Q9. "Every problem can be solved by another layer of indirection" — what's the catch?¶
The full quote (Lampson, crediting Wheeler): "…except for the problem of too many layers of indirection." Each layer taxes you — cognitive cost (chasing a bug through five files), performance cost (allocations/virtual calls per boundary), and change amplification (one concept edited in five places). A layer earns its tax only if it hides a real decision someone needs hidden.
Trap: the pass-through ServiceImpl behind a one-implementation interface — pure tax, hides nothing.
Q10. How do you choose the right level of abstraction for an API?¶
Match the abstraction's vocabulary to the consumer's mental model, not the implementer's. App developers want payments.charge(order); library authors want gateway.authorize(token, cents, currency). Forcing app developers to assemble idempotency keys and currency minor-units is leaking implementer concerns upward — a defect even if the code is correct.
Q11. How is a good name an abstraction?¶
A name is the compressed contract of the thing. getUser() promises a cheap accessor; if it actually does a network call that can fail, the name leaks a lie. Good names encode what and the cost/failure surface: cache.get_user (cheap, may miss) vs api.fetch_user (remote, async, can fail). A vague name (process, handle, data2) signals you never decided what the thing is.
Q12. What is speculative generality / over-engineering, and how do you spot it?¶
Building flexibility for requirements that don't exist — abstract base classes with one subclass, config for things that never vary, plugin systems with one plugin, a boolean flag added so two cases can "share" code. Smell test: are you adding a parameter to satisfy a hypothetical future, or a real, present second case? YAGNI — only the second justifies the abstraction.
Follow-up: the flag smell — adding a boolean to share code usually means you have two functions, not one.
Q13. Walk me through unwinding a wrong abstraction you've inherited.¶
(1) Stop adding flags. (2) Inline the shared abstraction back into each caller, restoring the duplication — this makes each call site's true behavior visible. (3) Now that the real cases are visible, identify the smaller thing they actually share. (4) Re-extract that. Inlining first is what makes the correct abstraction discoverable; trying to "fix" the tangle in place just adds more conditionals.

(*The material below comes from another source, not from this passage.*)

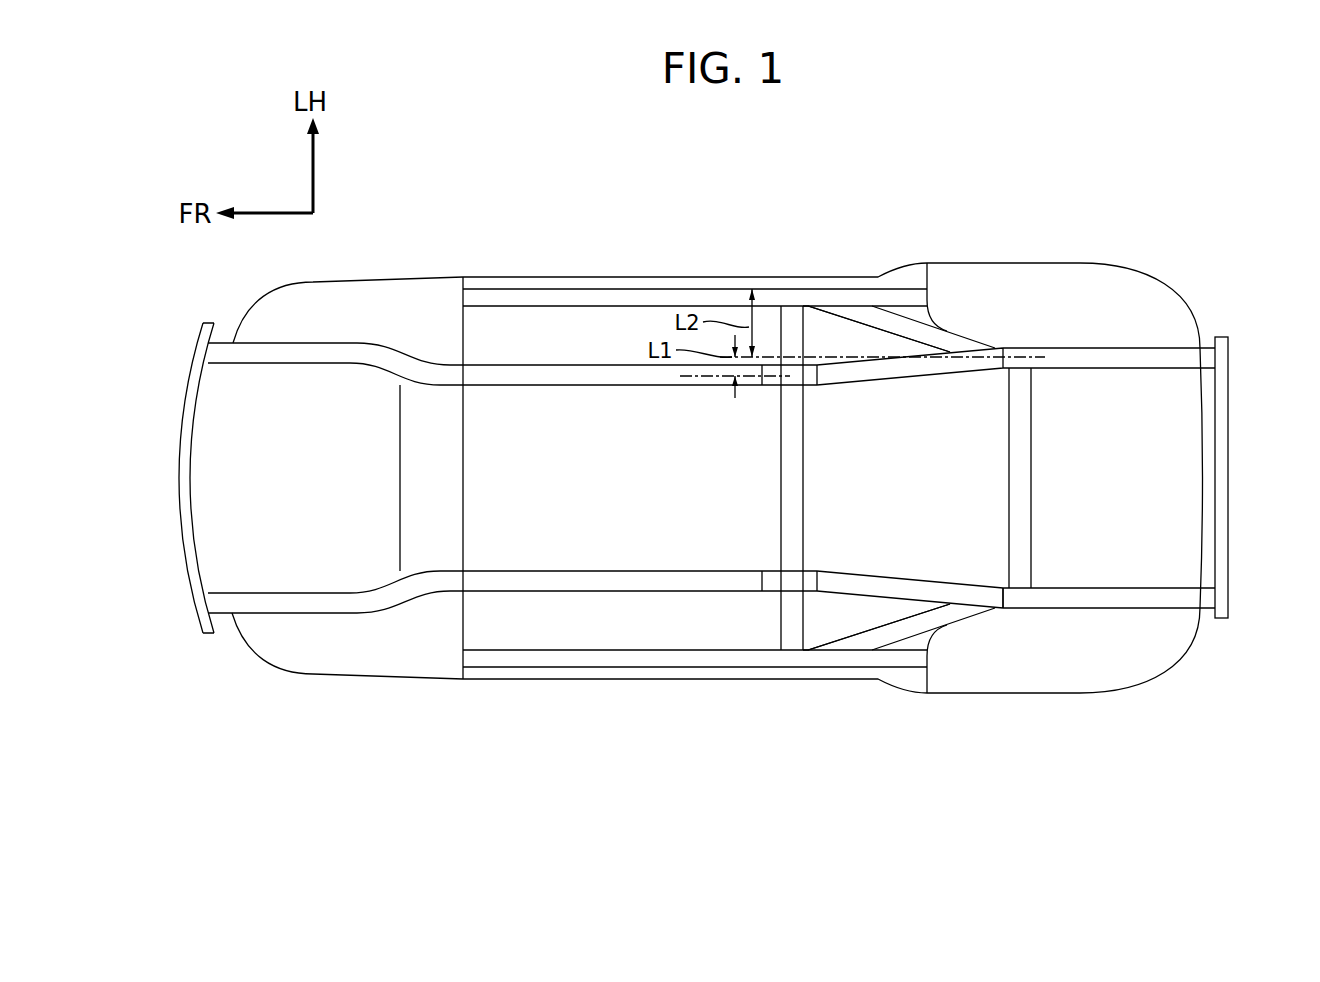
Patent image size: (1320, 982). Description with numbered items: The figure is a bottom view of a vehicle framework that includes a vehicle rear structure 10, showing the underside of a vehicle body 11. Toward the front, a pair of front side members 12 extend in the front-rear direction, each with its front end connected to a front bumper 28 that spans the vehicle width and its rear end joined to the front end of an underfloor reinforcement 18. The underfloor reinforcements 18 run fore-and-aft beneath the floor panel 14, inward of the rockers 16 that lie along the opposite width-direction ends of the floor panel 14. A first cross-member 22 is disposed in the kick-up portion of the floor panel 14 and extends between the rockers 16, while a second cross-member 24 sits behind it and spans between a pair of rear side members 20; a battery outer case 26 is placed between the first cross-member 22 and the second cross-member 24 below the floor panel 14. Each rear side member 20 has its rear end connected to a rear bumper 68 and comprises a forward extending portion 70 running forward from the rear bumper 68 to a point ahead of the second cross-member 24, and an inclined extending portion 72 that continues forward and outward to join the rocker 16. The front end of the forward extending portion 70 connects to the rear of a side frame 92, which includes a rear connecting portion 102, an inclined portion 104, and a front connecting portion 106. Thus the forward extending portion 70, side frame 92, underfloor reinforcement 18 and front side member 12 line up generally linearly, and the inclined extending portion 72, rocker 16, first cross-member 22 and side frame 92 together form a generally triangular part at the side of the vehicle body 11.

Q14. When does concrete beat abstract?¶
One genuine caller with no foreseeable second (YAGNI); a hot path where indirection/allocation costs dominate; throwaway/spike code with no maintenance lifetime to amortize the investment; and when the axis of variation isn't stable yet — if you can't name what varies, you can't draw the boundary, so stay concrete and let the requirements teach you the shape.

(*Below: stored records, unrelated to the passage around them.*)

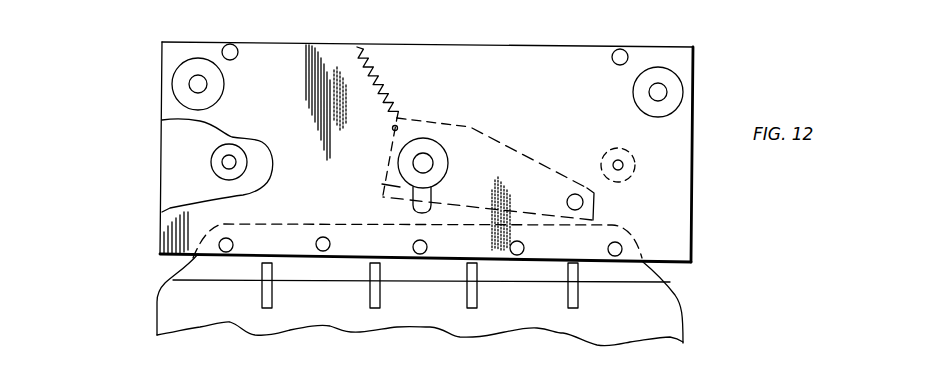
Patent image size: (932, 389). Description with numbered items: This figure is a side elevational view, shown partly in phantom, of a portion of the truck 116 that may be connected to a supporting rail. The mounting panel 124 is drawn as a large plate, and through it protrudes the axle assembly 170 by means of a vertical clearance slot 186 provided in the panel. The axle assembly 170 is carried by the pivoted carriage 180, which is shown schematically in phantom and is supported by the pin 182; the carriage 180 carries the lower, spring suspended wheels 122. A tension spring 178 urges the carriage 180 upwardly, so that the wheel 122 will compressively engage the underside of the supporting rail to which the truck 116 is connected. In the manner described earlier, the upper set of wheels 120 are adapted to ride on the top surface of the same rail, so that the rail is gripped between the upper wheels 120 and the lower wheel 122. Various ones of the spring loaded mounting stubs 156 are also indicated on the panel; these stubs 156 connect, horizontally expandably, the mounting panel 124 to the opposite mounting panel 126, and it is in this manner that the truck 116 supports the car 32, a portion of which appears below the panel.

The car 32 is at (157, 301).
The truck 116 is at (719, 80).
The upper set of wheels 120 is at (225, 90).
The lower, spring suspended wheels 122 is at (427, 138).
The mounting panel 124 is at (568, 69).
The opposite mounting panel 126 is at (203, 149).
The spring loaded mounting stubs 156 is at (237, 56).
The axle assembly 170 is at (423, 163).
The tension spring 178 is at (383, 77).
The pivoted carriage 180 is at (472, 127).
The pin 182 is at (593, 210).
The vertical clearance slot 186 is at (417, 200).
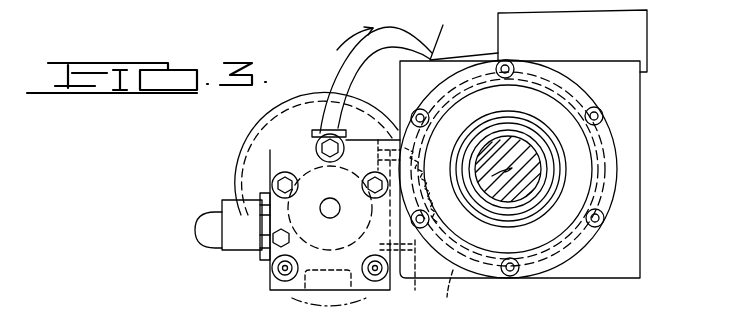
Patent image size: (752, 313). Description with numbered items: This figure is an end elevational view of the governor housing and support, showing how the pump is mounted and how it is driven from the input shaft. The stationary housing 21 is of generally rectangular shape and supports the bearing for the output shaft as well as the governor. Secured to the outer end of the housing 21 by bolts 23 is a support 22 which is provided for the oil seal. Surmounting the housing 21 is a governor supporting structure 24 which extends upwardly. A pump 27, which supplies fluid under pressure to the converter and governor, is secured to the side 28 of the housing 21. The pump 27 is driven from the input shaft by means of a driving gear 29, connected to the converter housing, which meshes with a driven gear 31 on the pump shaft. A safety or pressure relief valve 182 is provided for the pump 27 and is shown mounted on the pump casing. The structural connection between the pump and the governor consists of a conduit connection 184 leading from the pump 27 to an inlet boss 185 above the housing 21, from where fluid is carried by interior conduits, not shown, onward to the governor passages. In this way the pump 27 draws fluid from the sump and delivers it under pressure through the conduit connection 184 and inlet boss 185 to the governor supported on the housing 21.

The stationary housing 21 is at (627, 137).
The support 22 is at (522, 102).
The bolts 23 is at (594, 107).
The governor supporting structure 24 is at (640, 42).
The pump 27 is at (300, 152).
The side of housing 28 is at (400, 96).
The driving gear 29 is at (458, 288).
The driven gear 31 is at (387, 305).
The pressure relief valve 182 is at (232, 212).
The conduit connection 184 is at (390, 37).
The inlet boss 185 is at (443, 34).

Q15. At platform scale, why is the bar for committing an abstraction higher?¶
Because adoption freezes it. A concept used by one team is cheap to get wrong; a concept 40 teams import can't be changed without an N-team migration, and Hyrum's Law means consumers depend on behaviors you never promised. So platforms ship abstractions late, behind versioning, preferring thin honest primitives over thick clever-but-wrong unifications — and they run deprecations as programs (quantify → bridge → make-it-the-easy-path → stage → fund-or-freeze the tail).

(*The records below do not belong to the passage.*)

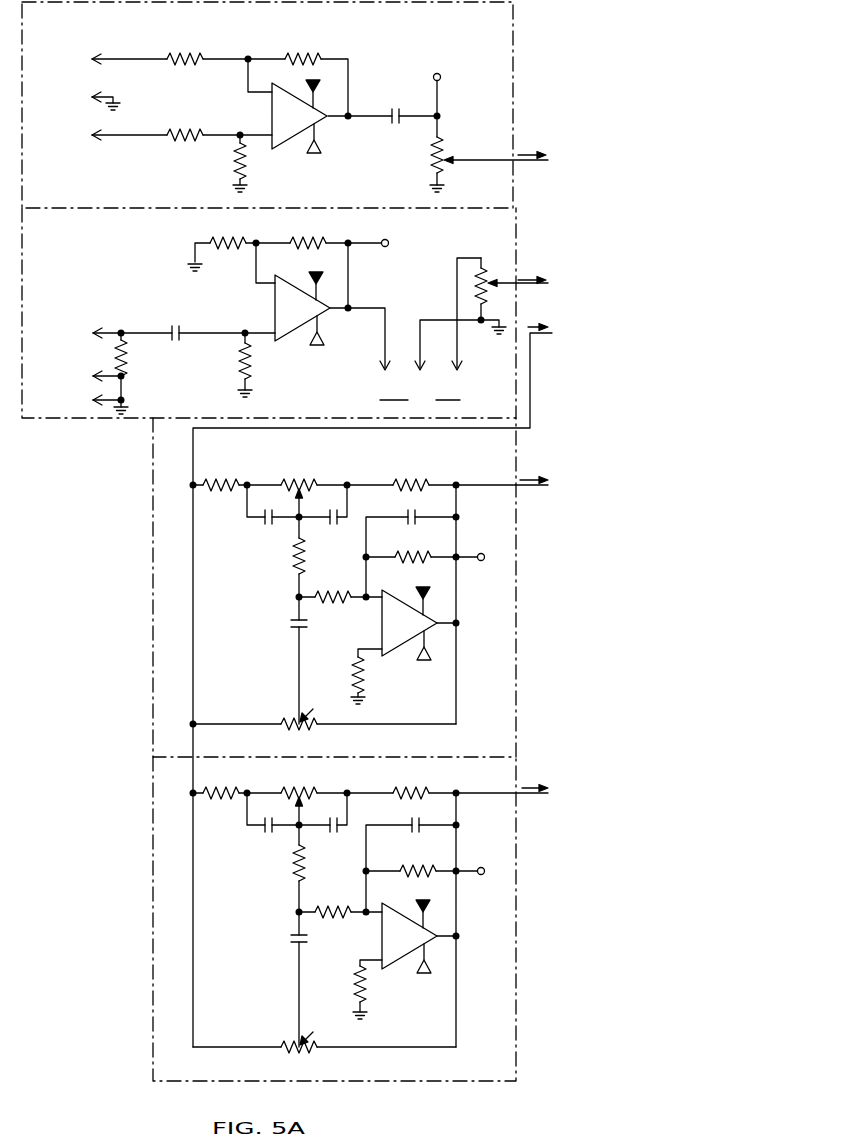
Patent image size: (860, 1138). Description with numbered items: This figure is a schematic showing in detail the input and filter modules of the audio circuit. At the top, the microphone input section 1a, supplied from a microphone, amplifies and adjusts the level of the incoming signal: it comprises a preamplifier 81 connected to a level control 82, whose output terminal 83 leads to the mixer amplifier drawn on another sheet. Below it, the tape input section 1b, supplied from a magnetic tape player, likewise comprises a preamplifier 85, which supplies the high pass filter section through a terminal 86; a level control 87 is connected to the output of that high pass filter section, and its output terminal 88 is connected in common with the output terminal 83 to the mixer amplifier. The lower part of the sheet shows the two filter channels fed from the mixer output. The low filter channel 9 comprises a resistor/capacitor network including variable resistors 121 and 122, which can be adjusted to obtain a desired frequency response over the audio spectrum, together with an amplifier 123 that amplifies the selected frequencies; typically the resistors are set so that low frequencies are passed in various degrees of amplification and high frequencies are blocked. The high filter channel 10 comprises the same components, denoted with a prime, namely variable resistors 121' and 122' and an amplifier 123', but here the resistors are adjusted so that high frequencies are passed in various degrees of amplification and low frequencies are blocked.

The microphone input section 1a is at (332, 105).
The tape input section 1b is at (332, 313).
The low filter channel 9 is at (393, 587).
The high filter channel 10 is at (388, 907).
The preamplifier 81 is at (291, 134).
The level control 82 is at (442, 146).
The output terminal 83 is at (448, 166).
The preamplifier 85 is at (290, 333).
The terminal 86 is at (385, 338).
The level control 87 is at (483, 272).
The output terminal 88 is at (487, 290).
The variable resistor 121 is at (312, 503).
The variable resistor 122 is at (324, 715).
The amplifier 123 is at (419, 623).
The variable resistor 121' is at (314, 811).
The variable resistor 122' is at (324, 1038).
The amplifier 123' is at (419, 936).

Q16. How does abstraction relate to the other pillars of computational thinking?¶
Decomposition splits a problem into parts; abstraction decides what each part hides and exposes — they're partners. Pattern recognition finds the recurring shape that justifies an abstraction. Algorithmic thinking turns the abstraction's contract into concrete steps. Abstraction is the linchpin: get the boundaries wrong and decomposition and algorithm design inherit the mistake.